Lines 40-46 are the .__init__ method called when the template is
instantiated or used as a Webware servlet, or when the module is run as a
standalone program. We can see it calling its superclass constructor and
setting ._filePath and ._fileMtime to the filename and
modification time (in Unix ticks) of the source .tmpl file.
Lines 47-84 are the main method .respond, the one that fills the
template. Normally you call it without arguments, but Webware calls it with a
Webware Transaction object representing the current request. Lines
57-59 set up the trans variable. If a real or dummy transaction is
passed in, the method uses it. Otherwise (if the trans argument is
None), the method creates a DummyTransaction instance.
dummyTrans is a flag that just tells whether a dummy transaction is in
effect; it'll be used at the end of the method.
The other four .respond arguments aren't anything you'd ever want to
pass in; they exist solely to speed up access to these frequently-used
global functions.
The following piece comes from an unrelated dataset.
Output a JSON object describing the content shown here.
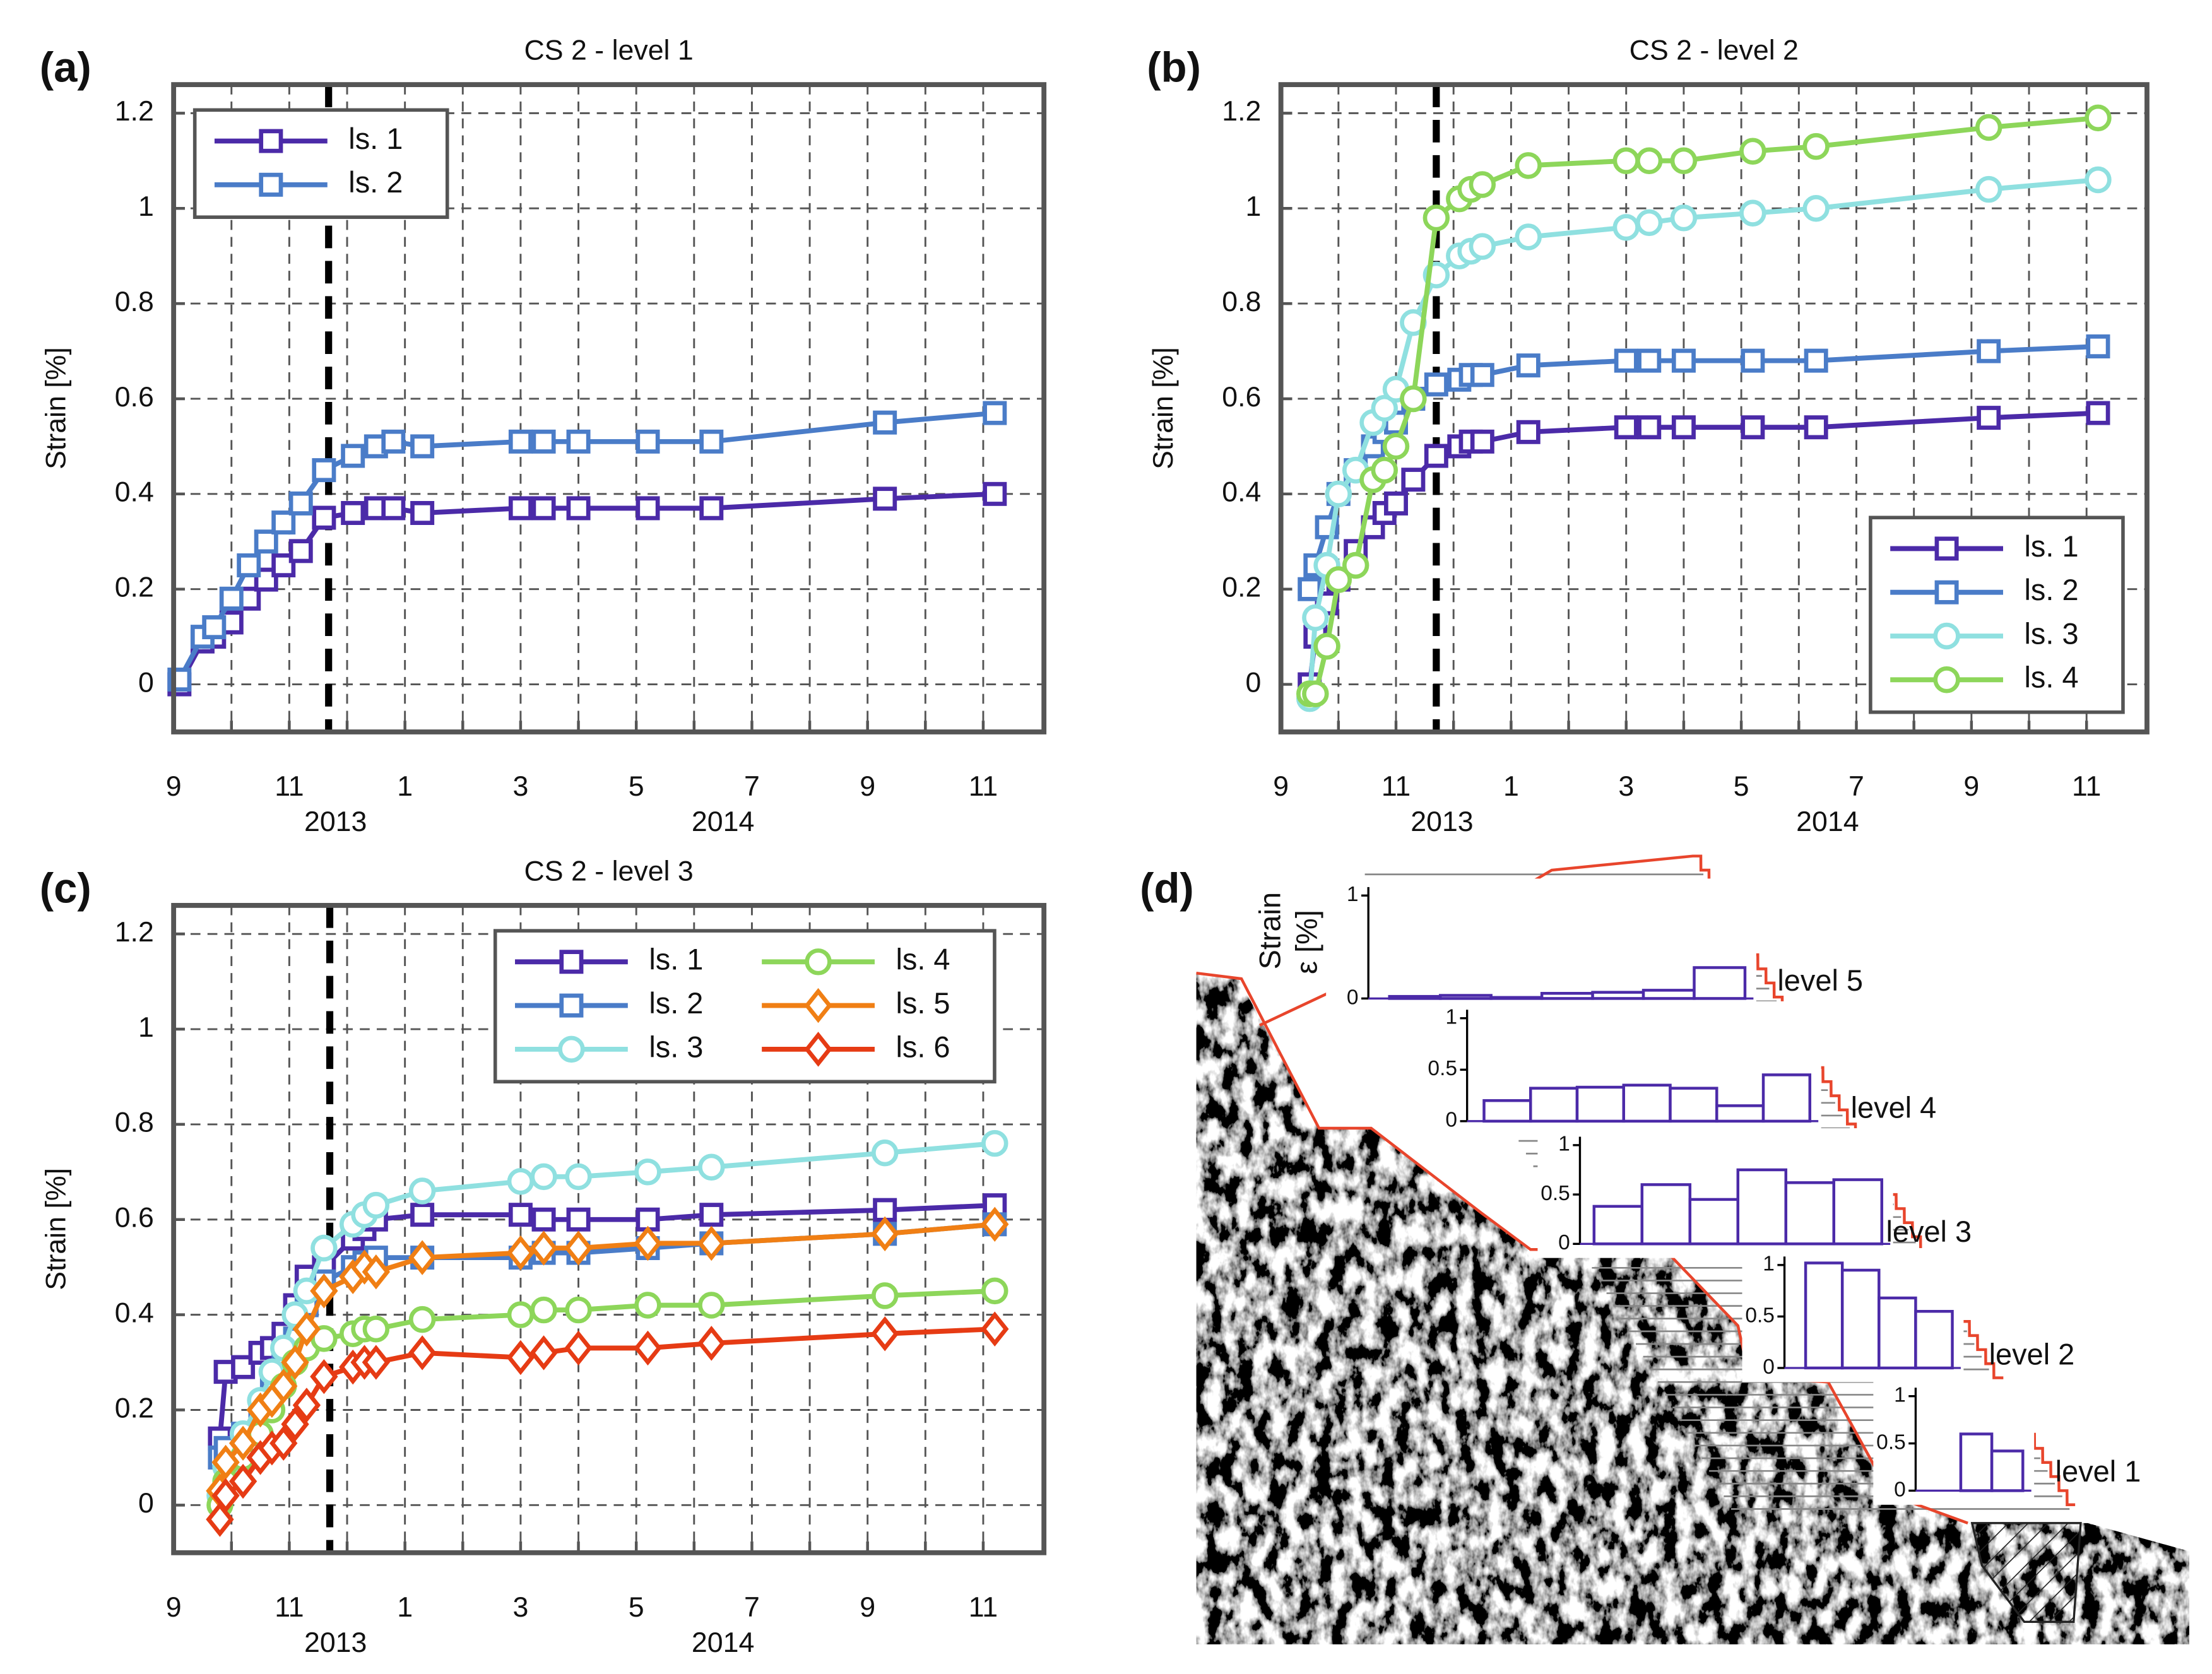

This is a standard Python trick described in question 4.7
of the Python FAQ (http://www.python.org/cgi-bin/faqw.py).
VFS and VFN are the functions that give your template the
benefits of NameMapper lookup, such as the ability to use the searchList.
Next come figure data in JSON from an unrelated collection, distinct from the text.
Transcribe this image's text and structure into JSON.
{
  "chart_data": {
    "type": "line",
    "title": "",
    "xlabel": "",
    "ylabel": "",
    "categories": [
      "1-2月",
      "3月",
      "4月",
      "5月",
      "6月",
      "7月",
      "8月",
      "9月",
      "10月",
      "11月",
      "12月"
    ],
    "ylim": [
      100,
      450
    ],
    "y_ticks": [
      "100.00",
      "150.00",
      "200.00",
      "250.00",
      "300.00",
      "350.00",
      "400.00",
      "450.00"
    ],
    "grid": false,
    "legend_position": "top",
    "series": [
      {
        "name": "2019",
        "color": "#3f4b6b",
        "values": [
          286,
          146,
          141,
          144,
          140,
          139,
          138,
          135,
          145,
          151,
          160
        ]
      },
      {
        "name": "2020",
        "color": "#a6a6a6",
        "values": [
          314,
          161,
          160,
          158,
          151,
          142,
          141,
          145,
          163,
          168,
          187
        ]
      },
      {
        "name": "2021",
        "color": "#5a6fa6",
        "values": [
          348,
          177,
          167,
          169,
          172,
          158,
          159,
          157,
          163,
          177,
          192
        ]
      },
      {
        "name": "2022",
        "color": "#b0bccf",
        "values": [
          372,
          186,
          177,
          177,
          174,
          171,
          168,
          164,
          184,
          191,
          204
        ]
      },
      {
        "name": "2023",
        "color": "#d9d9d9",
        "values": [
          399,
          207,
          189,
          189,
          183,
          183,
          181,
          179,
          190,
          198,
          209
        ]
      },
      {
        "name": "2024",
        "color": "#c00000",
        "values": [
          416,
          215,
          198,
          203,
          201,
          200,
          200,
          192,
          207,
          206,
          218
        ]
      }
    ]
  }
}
Line 60 initializes the write variable. This important variable is
discussed below.
Lines 60-63 initialize a few more local variables. SL is the
searchList. filter is the current output filter. globalSetVars
are the variables that have been defined with #set global.
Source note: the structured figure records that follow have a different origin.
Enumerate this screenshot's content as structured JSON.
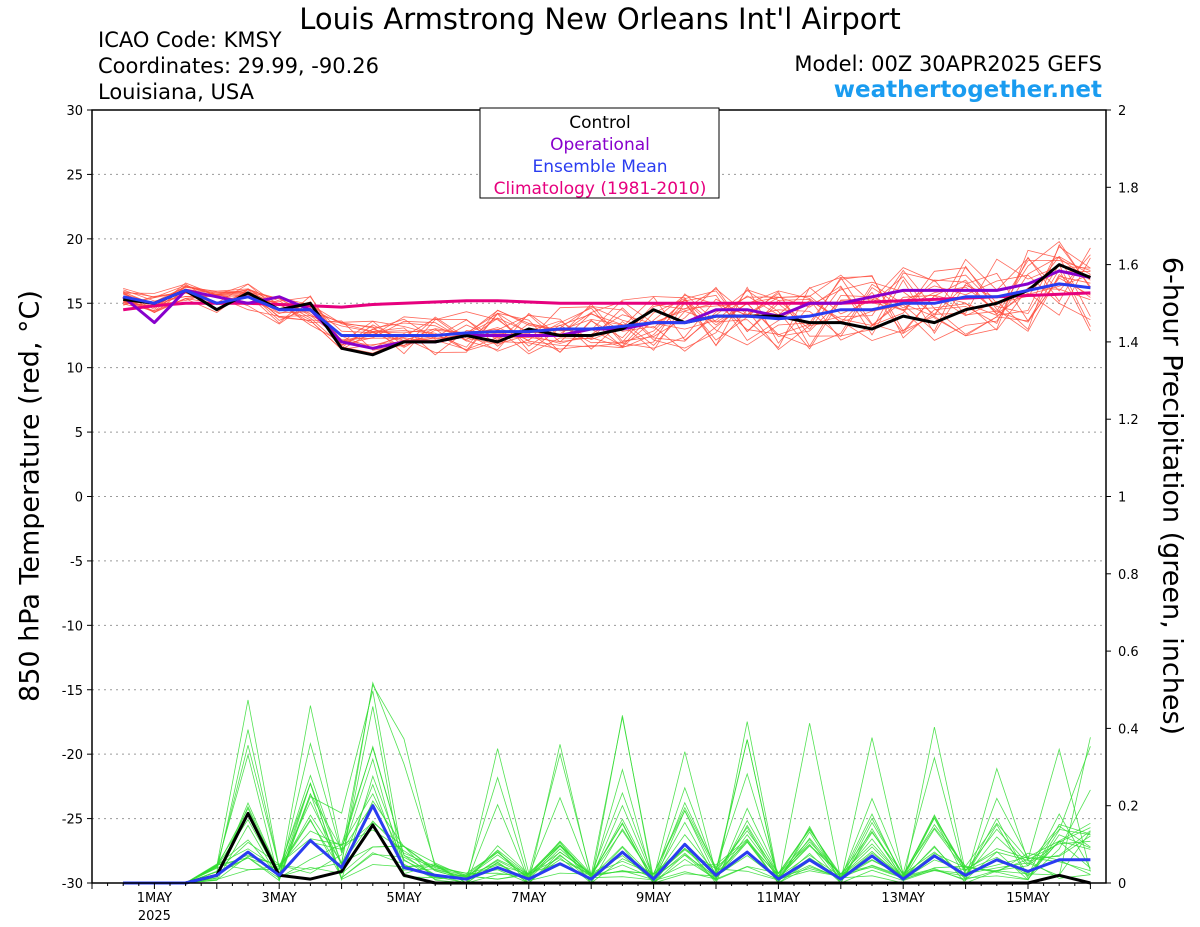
{
  "header": {
    "title": "Louis Armstrong New Orleans Int'l Airport",
    "icao": "ICAO Code: KMSY",
    "coords": "Coordinates: 29.99, -90.26",
    "region": "Louisiana, USA",
    "model": "Model: 00Z 30APR2025 GEFS",
    "site": "weathertogether.net"
  },
  "chart_data": {
    "type": "line",
    "ylabel_left": "850 hPa Temperature (red, °C)",
    "ylabel_right": "6-hour Precipitation (green, inches)",
    "ylim_left": [
      -30,
      30
    ],
    "ylim_right": [
      0,
      2
    ],
    "yticks_left": [
      "30",
      "25",
      "20",
      "15",
      "10",
      "5",
      "0",
      "-5",
      "-10",
      "-15",
      "-20",
      "-25",
      "-30"
    ],
    "yticks_right": [
      "2",
      "1.8",
      "1.6",
      "1.4",
      "1.2",
      "1",
      "0.8",
      "0.6",
      "0.4",
      "0.2",
      "0"
    ],
    "x_range": [
      "2025-04-30 00Z",
      "2025-05-16 06Z"
    ],
    "x_ticks": [
      {
        "label": "1MAY",
        "sub": "2025",
        "day": 1
      },
      {
        "label": "3MAY",
        "day": 3
      },
      {
        "label": "5MAY",
        "day": 5
      },
      {
        "label": "7MAY",
        "day": 7
      },
      {
        "label": "9MAY",
        "day": 9
      },
      {
        "label": "11MAY",
        "day": 11
      },
      {
        "label": "13MAY",
        "day": 13
      },
      {
        "label": "15MAY",
        "day": 15
      }
    ],
    "grid": "dotted horizontal",
    "legend": {
      "placement": "top-center",
      "entries": [
        {
          "name": "Control",
          "color": "#000000"
        },
        {
          "name": "Operational",
          "color": "#8800cc"
        },
        {
          "name": "Ensemble Mean",
          "color": "#2a3cf0"
        },
        {
          "name": "Climatology (1981-2010)",
          "color": "#e6007e"
        }
      ]
    },
    "colors": {
      "temp_members": "#ff4d3d",
      "precip_members": "#33dd33",
      "control": "#000000",
      "operational": "#8800cc",
      "mean": "#2a3cf0",
      "climatology": "#e6007e"
    },
    "x_day": [
      0.5,
      1,
      1.5,
      2,
      2.5,
      3,
      3.5,
      4,
      4.5,
      5,
      5.5,
      6,
      6.5,
      7,
      7.5,
      8,
      8.5,
      9,
      9.5,
      10,
      10.5,
      11,
      11.5,
      12,
      12.5,
      13,
      13.5,
      14,
      14.5,
      15,
      15.5,
      16
    ],
    "series": [
      {
        "name": "Control",
        "axis": "temp",
        "values": [
          15.3,
          15.0,
          16.0,
          14.5,
          15.8,
          14.5,
          15.0,
          11.5,
          11.0,
          12.0,
          12.0,
          12.5,
          12.0,
          13.0,
          12.5,
          12.5,
          13.0,
          14.5,
          13.5,
          14.0,
          14.0,
          14.0,
          13.5,
          13.5,
          13.0,
          14.0,
          13.5,
          14.5,
          15.0,
          16.0,
          18.0,
          17.0
        ]
      },
      {
        "name": "Operational",
        "axis": "temp",
        "values": [
          15.5,
          13.5,
          16.0,
          15.5,
          15.0,
          15.5,
          14.5,
          12.0,
          11.5,
          12.0,
          12.0,
          12.5,
          12.5,
          12.5,
          12.5,
          13.0,
          13.0,
          13.5,
          13.5,
          14.5,
          14.5,
          14.0,
          15.0,
          15.0,
          15.5,
          16.0,
          16.0,
          16.0,
          16.0,
          16.5,
          17.5,
          17.0
        ]
      },
      {
        "name": "Ensemble Mean",
        "axis": "temp",
        "values": [
          15.5,
          15.0,
          16.0,
          15.0,
          15.5,
          14.5,
          14.5,
          12.5,
          12.5,
          12.5,
          12.5,
          12.7,
          12.8,
          12.8,
          13.0,
          13.0,
          13.2,
          13.5,
          13.5,
          14.0,
          14.0,
          13.8,
          14.0,
          14.5,
          14.5,
          15.0,
          15.0,
          15.5,
          15.5,
          16.0,
          16.5,
          16.2
        ]
      },
      {
        "name": "Climatology (1981-2010)",
        "axis": "temp",
        "values": [
          14.5,
          14.8,
          15.0,
          15.0,
          15.0,
          14.9,
          14.8,
          14.7,
          14.9,
          15.0,
          15.1,
          15.2,
          15.2,
          15.1,
          15.0,
          15.0,
          15.0,
          15.0,
          15.0,
          15.0,
          15.0,
          15.0,
          15.0,
          15.0,
          15.1,
          15.2,
          15.3,
          15.4,
          15.5,
          15.6,
          15.7,
          15.8
        ]
      },
      {
        "name": "Control",
        "axis": "precip",
        "values": [
          0,
          0,
          0,
          0.02,
          0.18,
          0.02,
          0.01,
          0.03,
          0.15,
          0.02,
          0,
          0,
          0,
          0,
          0,
          0,
          0,
          0,
          0,
          0,
          0,
          0,
          0,
          0,
          0,
          0,
          0,
          0,
          0,
          0,
          0.02,
          0
        ]
      },
      {
        "name": "Ensemble Mean",
        "axis": "precip",
        "values": [
          0,
          0,
          0,
          0.02,
          0.08,
          0.02,
          0.11,
          0.04,
          0.2,
          0.04,
          0.02,
          0.01,
          0.04,
          0.01,
          0.05,
          0.01,
          0.08,
          0.01,
          0.1,
          0.02,
          0.08,
          0.01,
          0.06,
          0.01,
          0.07,
          0.01,
          0.07,
          0.02,
          0.06,
          0.03,
          0.06,
          0.06
        ]
      }
    ]
  }
}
The comments at lines 65 and 78 delimit the start and end of the code that
varies with each template. The code outside this region is identical in all
template modules. That's not quite true - #import for instance
generates additional import statements at the top of the module -
but it's true enough for the most part.
Lines 68-74 exist only if the template source was a named file rather than
a string or file object. The stanza recompiles the template if the source
file has changed. Lines 70-74 seem to be redundant with 75-83: both
fill the template and send the output. The reason the first set of lines
exists is because the second set may become invalid when the template is
recompiled. (This is for re compilation only. The initial compilation
happened in the .__init__ method if the template wasn't
precompiled.)
Line 75 is the most interesting line in this module. It's a direct
translation of what we put in the template definition, ``Hello, world!'' Here
the content is a single string literal. write looks like an ordinary
function call, but remember that line 60 made it an alias to
trans.response().write, a method in the transaction. The next few
chapters describe how the different placeholders and directives influence this
portion of the generated class.
Lines 80-83 finish the template filling. If trans is a real Webware
transaction, write has already sent the output to Webware for handling,
so we return "". If trans is a dummy transaction,
write has been accumulating the output in a Python StringIO
object rather than sending it anywhere, so we have to return it.
Line 83 is the end of the .respond method.
Line 87 makes code.__str__ an alias for the main method, so that you
can print it or apply str to it and it will fill the template.
Line 88 gives the name of the main method, because sometimes it's not
.respond.
Lines 94-95 allow the module to be run directly as a script. Essentially, they process the command-line arguments and them make the template fill itself.